On Monday I was listening to an intriguing interview with horse racing expert Andy Beyer from the Washington Post. His comments to Mitch Levy from Sportsradio 950 KJR indicate that he believes that jockey Calvin Borel was the reason that Mine That Bird didn’t win the Belmont Stakes on Saturday. He feels that Borel was too overconfident and didn’t do his due diligence in preparations leading up to the race. Borel had never raced at the Belmont Stakes; a track that is the longest in the country. Beyer said not only did Borel not do a practice ride or walk the track, he didn’t even watch any of the preceding races that day. In the end, it cost him the chance to immortalize himself in the sport as the only jockey to win a triple crown riding two different horses.
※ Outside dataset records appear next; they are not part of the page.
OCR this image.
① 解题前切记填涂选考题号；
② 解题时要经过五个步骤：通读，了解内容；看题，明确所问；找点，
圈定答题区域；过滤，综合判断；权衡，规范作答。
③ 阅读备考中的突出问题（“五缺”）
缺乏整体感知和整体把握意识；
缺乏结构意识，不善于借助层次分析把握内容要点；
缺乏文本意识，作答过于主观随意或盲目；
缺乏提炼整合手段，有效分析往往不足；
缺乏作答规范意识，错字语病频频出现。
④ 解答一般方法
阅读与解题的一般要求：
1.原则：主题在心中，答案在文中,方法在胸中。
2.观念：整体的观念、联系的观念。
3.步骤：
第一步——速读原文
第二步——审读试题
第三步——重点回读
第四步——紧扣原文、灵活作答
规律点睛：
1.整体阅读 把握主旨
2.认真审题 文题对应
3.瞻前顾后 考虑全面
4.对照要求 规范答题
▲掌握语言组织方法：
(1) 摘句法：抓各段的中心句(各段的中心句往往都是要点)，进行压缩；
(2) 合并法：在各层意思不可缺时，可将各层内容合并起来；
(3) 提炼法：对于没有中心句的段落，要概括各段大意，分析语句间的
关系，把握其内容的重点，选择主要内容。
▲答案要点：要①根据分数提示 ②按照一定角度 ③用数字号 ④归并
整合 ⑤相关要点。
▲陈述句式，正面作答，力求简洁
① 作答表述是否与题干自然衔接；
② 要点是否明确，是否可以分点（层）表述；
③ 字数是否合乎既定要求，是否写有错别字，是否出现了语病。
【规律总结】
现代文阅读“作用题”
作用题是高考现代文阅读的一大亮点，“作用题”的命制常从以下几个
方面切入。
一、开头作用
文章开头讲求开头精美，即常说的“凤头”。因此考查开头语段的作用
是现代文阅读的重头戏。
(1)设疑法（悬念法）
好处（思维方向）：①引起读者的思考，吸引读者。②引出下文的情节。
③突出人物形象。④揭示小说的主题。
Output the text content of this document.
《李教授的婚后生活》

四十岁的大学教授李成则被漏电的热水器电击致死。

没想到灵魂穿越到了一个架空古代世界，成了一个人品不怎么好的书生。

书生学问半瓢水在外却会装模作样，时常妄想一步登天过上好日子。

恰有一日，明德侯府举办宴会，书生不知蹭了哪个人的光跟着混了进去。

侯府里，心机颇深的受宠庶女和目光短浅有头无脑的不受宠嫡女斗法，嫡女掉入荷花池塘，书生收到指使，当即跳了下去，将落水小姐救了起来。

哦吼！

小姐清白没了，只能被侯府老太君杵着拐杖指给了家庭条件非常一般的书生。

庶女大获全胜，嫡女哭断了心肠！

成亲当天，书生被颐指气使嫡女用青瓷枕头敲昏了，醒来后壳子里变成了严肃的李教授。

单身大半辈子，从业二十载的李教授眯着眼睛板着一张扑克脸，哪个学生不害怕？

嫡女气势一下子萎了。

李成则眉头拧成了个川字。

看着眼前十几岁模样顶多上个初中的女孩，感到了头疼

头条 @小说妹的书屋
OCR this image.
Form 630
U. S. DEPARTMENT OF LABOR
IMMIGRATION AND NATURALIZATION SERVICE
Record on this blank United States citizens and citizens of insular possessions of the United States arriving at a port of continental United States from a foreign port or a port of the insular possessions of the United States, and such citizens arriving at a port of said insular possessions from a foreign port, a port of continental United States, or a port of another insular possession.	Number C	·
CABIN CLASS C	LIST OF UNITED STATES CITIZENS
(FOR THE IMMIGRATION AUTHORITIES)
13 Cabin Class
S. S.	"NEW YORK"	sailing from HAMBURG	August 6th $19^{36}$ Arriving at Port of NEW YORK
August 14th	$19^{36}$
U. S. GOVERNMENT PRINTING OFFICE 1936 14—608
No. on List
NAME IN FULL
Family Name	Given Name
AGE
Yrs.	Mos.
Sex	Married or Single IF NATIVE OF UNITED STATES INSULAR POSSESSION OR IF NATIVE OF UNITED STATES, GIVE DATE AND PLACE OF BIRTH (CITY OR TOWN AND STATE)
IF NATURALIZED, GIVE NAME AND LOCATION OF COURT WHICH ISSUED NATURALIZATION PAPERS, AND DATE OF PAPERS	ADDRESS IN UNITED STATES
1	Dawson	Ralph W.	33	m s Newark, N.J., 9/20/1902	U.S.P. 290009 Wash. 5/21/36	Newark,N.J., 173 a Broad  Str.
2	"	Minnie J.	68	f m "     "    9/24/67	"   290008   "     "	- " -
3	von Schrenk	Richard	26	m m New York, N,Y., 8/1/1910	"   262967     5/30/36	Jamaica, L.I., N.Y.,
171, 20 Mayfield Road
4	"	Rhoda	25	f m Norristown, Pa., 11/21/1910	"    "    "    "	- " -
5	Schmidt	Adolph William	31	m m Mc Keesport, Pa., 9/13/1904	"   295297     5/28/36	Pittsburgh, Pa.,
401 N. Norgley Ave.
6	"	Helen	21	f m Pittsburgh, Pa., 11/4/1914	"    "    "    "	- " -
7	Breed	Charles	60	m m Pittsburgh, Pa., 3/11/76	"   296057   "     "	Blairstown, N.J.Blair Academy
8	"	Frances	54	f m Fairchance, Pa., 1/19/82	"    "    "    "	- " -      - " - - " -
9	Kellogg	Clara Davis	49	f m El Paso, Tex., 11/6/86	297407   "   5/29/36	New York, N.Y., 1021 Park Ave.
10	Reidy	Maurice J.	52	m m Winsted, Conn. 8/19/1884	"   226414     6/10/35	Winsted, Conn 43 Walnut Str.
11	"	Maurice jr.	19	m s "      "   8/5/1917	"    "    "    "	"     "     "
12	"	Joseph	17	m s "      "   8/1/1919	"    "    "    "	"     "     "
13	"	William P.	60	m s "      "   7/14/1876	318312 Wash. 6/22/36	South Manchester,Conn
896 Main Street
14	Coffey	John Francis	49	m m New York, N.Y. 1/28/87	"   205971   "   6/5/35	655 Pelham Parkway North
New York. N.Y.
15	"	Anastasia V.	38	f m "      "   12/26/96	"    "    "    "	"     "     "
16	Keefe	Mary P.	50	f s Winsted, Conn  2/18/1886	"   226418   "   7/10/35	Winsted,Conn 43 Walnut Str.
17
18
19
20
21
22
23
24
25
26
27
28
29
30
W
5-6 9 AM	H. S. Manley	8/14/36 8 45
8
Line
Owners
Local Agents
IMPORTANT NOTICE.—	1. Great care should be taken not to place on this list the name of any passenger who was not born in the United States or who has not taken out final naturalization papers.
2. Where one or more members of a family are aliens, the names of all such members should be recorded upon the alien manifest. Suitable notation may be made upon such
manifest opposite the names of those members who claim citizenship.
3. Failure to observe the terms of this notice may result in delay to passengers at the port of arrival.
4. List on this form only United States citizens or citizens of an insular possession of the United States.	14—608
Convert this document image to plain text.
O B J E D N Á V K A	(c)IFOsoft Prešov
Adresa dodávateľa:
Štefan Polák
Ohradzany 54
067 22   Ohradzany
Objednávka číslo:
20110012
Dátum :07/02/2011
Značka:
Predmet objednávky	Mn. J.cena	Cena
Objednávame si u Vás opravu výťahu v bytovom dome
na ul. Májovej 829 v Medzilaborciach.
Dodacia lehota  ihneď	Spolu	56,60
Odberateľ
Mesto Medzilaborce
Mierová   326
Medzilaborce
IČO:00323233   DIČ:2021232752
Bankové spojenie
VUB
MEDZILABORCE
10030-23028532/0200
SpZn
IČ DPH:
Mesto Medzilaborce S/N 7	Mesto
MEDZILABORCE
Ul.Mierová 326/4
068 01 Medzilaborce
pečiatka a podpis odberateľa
How well do you research your track?
If you do any speaking on a platform – Toastmasters competitions, Association meetings, Banquets, Rotary Clubs, Chambers of Commerce – then you should be checking out your track prior to the event.
One of my favorite stories about this comes from my friend Jim Key, who was the 2003 World Champion of Public Speaking. The championship that year was in Atlanta and when he checked out his stage, he found that it had a very pronounced squeak in several spots (in fact you can hear them in his winning presentation). Because Jim was diligent in detection, he was prepared for the results of where he would be walking. Had he not done this, the squeaks may have distracted him just enough to keep him form winning. Just like in horse racing, speech competitions are normally won by a nose!
Regardless your reason for being on stage, make sure you check it out in advance. Walk your speech and check for squeaks, nuances, areas where you might not be as visible, and areas where you might have had props. The better prepared you are, the better you will be able to deliver your game-winning speech.